While legislative action is in process, you can educate customers to minimize the impact of trigger leads. Optoutprescreen.com will take your customers’ name off of the “trigger lists” from the credit reporting agencies for five (5) years or permanently. The site will ask your customers for personal information, including their name, address, social security number and address and may take several weeks to process, but it has proven to be effective. The customer can even selectively choose which portions of “trigger leads” they would like to screen (calls, but not mail, for example). OptOutPrescreen.com is the only internet website authorized by Equifax, Experian, Innovis and TransUnion for consumers to opt-out of firm offers of credit or insurance.

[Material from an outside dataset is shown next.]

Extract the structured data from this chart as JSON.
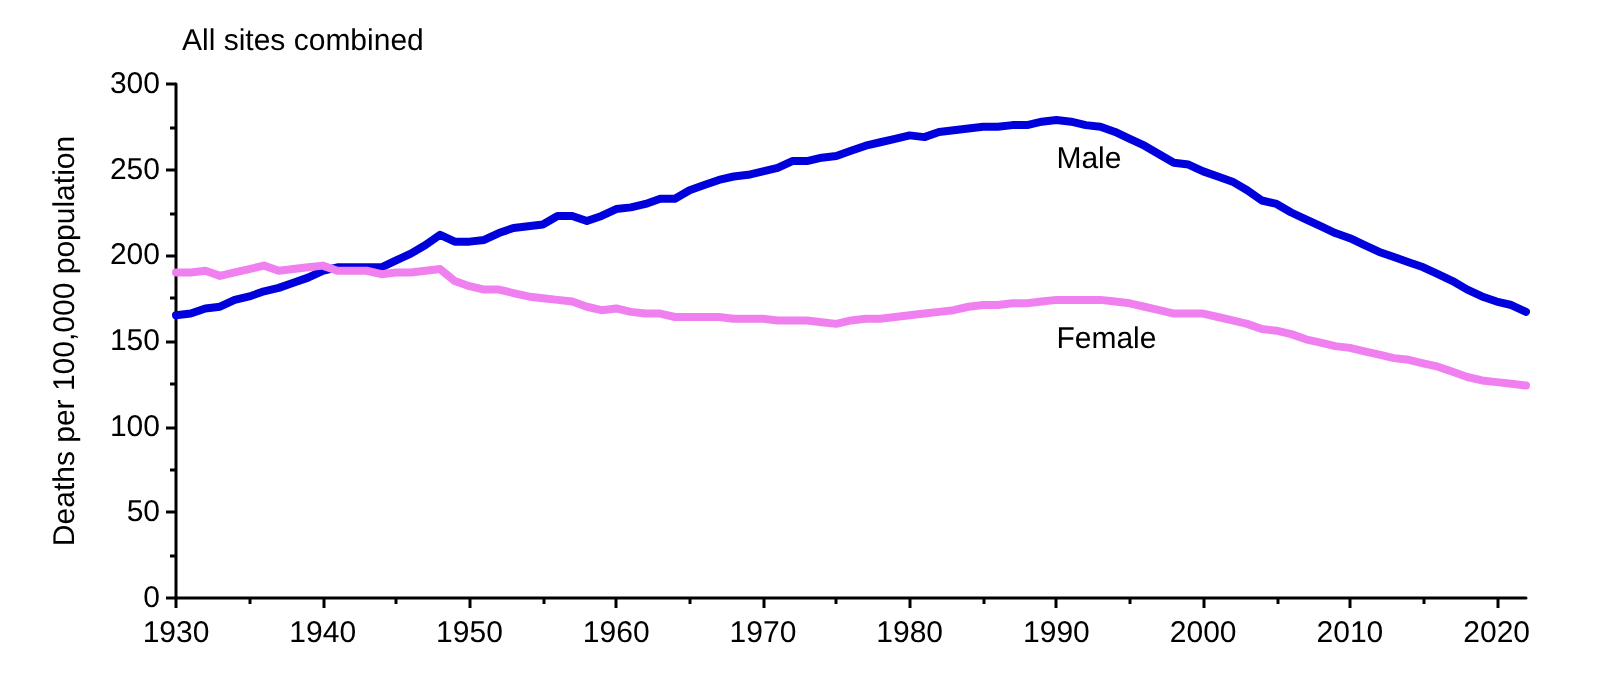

Another option is for customers to register their number on DoNotCall.gov. The process takes a minute or two but can prevent unsolicited phone calls. It can take up to thirty-one (31) days to process, but it can prevent many unwanted calls.
The other means of protecting your customers is education. You are likely the first person to discuss trigger leads with your customer. By bringing their attention to the issue, you may prevent them from falling prey to scams and fraud while also protecting your institution from losing that customer.
While we cannot promise an overnight fix to these issues, we are fighting for you on every front to stop trigger leads. In the meantime, please make your customers aware of the options they do have to fight trigger leads to avoid potential harassment, confusion and deception.